Anterior Approach to the Iliac Crest for Bone Graft

Anterior Approach to the Iliac Crest for Bone Graft

 

 

Anterior iliac crest bone grafts are the most commonly used grafts in orthopedic surgery. The iliac crest is subcutaneous, and cortical, cancellous, or corticocancellous grafts can be taken from it with ease and safety for grafting in all parts of the body including the spine. It also is possible to remove pieces of the iliac crest, including both cortices, for major bone reconstructions, especially in the head and neck. For posterior spinal fusion work on conditions such as scoliosis, the bone graft usually is taken from the posterior aspect of the iliac crest.

 

Position of the Patient

 

Place the patient supine on the operating table. Because the graft is usually taken in conjunction with other procedures, the iliac crest should be draped as a separate unit. There is much to be said for preparing this area routinely in all cases of open reduction and internal fixation of long-bone fractures. Place a small sandbag under the gluteal (cluneal) area of the side from which the graft will be taken to elevate the crest and rotate it internally, making it more accessible.

 

Landmarks and Incision

Landmarks

The subcutaneous anterior superior iliac spine, the most important

landmark, is easily palpable. Continue palpating along the crest of the ilium until its widest portion is reached, at the iliac tubercle. The iliac tubercle marks the area of the ilium containing the largest amount of cortical cancellous bone for graft material.

Incision

The length of incision depends on the amount of bone graft that is required. For an extensive bone graft make an 8-cm incision parallel to the iliac crest and centered over the iliac tubercle (Fig. 7-2).

 

Internervous Plane

 

Muscles either take origin from or insert onto the iliac crest, but do not cross it. Therefore, the crest offers a truly internervous plane.

The tensor fasciae latae, gluteus minimus, and gluteus medius are the muscles affected most directly by grafts taken from the anterior portion of the crest, because they originate from the outer portion of the ilium and are supplied by the superior gluteal nerve. The abdominal muscles take their origin directly from the iliac crest and are supplied segmentally.

 

Superficial Surgical Dissection

 

Retract the skin and identify the iliac crest. Cut down onto the iliac crest with a scalpel (Fig. 7-3). In children, the crest still may be an avascular apophysis. If so, incise it and remove the muscle through the crest in either direction with a Cobb elevator.
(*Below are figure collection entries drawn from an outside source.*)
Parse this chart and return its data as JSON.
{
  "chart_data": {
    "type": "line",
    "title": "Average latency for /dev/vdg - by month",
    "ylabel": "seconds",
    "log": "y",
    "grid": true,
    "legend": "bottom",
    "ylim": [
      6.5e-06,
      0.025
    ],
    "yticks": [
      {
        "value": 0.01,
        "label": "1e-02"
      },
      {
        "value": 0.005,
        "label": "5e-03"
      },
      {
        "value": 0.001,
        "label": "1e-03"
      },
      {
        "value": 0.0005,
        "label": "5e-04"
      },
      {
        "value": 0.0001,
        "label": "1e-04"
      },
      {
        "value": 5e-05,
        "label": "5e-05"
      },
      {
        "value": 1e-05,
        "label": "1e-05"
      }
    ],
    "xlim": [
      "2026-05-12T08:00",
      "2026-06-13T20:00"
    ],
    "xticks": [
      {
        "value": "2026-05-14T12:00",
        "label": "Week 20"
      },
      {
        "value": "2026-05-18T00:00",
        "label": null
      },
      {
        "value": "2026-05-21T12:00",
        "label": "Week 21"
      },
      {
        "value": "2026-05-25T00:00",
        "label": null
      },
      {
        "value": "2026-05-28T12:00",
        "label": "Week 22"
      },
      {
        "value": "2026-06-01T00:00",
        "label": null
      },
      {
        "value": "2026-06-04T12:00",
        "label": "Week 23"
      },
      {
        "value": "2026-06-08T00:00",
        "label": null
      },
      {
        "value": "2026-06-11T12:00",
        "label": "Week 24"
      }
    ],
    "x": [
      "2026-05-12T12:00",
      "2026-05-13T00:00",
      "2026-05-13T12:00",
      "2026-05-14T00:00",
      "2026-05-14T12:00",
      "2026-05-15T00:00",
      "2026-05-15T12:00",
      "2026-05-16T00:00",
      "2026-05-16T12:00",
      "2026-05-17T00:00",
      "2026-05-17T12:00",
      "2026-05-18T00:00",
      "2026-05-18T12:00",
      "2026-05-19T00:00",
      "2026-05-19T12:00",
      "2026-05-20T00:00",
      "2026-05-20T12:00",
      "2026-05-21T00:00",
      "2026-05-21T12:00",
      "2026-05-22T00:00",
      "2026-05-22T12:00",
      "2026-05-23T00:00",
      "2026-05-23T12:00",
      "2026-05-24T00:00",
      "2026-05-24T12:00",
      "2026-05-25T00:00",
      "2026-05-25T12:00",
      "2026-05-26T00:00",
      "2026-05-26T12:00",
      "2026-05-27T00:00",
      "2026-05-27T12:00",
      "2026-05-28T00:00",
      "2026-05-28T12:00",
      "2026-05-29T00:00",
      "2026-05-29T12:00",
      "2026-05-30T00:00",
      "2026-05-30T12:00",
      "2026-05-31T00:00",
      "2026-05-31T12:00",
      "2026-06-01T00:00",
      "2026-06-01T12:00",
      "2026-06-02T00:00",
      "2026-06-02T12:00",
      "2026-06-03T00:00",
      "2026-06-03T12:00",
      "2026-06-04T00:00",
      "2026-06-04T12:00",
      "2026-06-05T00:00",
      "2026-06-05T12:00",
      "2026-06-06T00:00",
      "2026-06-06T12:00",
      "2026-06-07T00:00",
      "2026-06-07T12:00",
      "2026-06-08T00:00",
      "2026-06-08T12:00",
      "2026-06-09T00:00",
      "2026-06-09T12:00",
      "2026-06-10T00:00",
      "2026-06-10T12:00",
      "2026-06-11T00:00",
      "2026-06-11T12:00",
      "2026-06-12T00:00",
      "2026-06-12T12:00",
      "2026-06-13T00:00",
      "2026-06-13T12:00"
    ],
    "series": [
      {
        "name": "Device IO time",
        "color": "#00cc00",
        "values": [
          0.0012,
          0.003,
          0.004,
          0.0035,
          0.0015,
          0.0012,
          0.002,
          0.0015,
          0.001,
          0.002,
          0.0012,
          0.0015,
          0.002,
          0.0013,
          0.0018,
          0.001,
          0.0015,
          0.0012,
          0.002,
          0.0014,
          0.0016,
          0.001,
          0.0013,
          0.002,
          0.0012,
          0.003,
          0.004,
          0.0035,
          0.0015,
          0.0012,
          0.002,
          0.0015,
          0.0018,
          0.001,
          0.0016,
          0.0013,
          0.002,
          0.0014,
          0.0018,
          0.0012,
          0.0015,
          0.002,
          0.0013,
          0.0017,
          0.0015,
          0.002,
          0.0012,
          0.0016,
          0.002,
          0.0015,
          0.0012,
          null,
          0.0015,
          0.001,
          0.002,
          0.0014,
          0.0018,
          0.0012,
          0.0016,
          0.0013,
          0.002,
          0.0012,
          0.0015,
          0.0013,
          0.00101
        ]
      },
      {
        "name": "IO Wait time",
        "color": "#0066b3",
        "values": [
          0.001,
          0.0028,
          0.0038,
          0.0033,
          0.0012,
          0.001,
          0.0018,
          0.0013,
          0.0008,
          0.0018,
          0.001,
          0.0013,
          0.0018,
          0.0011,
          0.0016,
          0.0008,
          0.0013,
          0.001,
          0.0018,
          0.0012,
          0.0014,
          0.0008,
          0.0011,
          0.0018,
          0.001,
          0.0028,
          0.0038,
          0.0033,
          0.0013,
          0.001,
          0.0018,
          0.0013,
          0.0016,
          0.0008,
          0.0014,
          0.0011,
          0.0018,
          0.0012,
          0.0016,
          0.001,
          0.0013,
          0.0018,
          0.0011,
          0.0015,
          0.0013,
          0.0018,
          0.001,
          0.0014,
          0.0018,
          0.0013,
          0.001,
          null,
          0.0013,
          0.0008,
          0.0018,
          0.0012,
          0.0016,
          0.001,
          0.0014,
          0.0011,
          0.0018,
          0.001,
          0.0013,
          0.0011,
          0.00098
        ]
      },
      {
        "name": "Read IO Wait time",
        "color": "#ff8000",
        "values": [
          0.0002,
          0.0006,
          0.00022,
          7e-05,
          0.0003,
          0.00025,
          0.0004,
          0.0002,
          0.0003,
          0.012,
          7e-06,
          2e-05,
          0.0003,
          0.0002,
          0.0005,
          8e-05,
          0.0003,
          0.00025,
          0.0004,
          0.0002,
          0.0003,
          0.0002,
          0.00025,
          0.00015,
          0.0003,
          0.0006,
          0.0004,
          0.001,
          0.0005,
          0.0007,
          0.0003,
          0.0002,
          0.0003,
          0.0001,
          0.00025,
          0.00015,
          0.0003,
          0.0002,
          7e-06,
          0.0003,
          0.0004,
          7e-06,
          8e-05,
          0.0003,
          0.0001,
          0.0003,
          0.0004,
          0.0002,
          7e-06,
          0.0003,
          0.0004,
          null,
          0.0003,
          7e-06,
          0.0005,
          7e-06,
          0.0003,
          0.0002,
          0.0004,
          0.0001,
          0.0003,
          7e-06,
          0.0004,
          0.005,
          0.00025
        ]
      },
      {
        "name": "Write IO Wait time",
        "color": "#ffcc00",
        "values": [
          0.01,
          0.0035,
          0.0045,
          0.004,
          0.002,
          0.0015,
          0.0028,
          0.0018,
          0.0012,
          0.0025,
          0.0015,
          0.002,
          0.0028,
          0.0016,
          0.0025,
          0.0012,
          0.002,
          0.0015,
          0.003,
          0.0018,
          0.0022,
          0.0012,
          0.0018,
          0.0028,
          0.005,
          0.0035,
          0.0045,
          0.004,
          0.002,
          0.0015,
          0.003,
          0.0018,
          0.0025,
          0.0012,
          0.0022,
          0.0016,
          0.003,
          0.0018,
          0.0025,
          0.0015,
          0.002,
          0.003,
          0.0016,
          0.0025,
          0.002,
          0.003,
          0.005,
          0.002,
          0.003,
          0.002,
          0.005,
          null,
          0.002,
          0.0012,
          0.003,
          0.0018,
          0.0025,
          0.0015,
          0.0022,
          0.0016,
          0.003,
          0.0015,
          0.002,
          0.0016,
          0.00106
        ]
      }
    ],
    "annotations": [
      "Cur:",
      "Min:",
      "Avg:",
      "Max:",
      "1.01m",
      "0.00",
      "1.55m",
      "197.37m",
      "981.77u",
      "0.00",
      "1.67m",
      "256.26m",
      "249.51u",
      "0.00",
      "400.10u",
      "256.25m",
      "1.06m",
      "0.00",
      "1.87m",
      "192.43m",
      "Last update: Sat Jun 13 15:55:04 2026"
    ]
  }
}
No apophysis will be present in adults.

Take care not to carry the incision from the apophysis or iliac crest onto the anterior superior iliac spine itself; if this occurs, the origin of the inguinal ligament may be detached and an inguinal hernia may result.

 

Deep Surgical Dissection

 

The muscles may be stripped off either the inner or the outer wall of the ilium. Initially, cut down onto the bone using a scalpel. Follow the contour of the bone, sticking to it rigidly (Fig. 7-4). Below the crest itself, the ilium narrows considerably, so the sharp dissection will need to follow the contour of the bone carefully to avoid straying out of plane and into trouble. After coming around the corner of the crest onto the ilium, continue the dissection using blunt instruments such as a Cobb elevator. The muscles will come away from the bone easily. Alternatively, push a

swab into the plane between the iliac wing and the overlying muscles. Using a blunt instrument introduce more and more of the swab into the plane. The swab will act as a tissue expander, pushing the muscle away from the bone, while at the same time protecting the soft tissues. Corticocancellous strips may be taken from either side of the bone, or a complete block of the ilium can be removed. Pure cancellous bone can be taken by elevating a small piece of the cortex of the crest. Be aware that the largest supply of cancellous bone is directly underneath the subcutaneous surface of the crest.

 

 

 

Figure 7-2 Make an 8-cm incision parallel to the iliac crest and centered over the iliac tubercle.

 

 

Dang

 

 

Both the crest of the ilium and the anterior superior iliac spine should be left intact to preserve the normal appearance of the pelvis. If the anterior

superior iliac spine is taken as graft material, the inguinal ligament might retract causing an inguinal hernia.

 

How to Enlarge the Approach

Local Measures

Place a sharp-tipped retractor onto the bone to retract either the gluteal muscles from the outer cortex or the iliacus muscle from the inner cortex. Placing a swab between the retractor and the muscles creates a bloodless field and prevents little pieces of bone graft from being lost in the depth of the wound. Great care must be taken, however, to remove this swab before undertaking closure. The incision may have to be lengthened on the iliac crest and additional amounts of gluteus medius or iliacus stripped off to provide a better view of the outer or inner cortex of the anterior portion of the ilium.

Extensile Measures

This approach is not classically extensile. The approach described in this section is merely a means of obtaining bone graft.

 

 

 

Figure 7-3 Retract the skin, identify the iliac crest, and incise the soft tissues overlying the iliac crest down to bone.

 

 

 

Figure 7-4 Remove the origins of the gluteus minimus and medius muscles subperiosteally from the outer cortex of the ilium.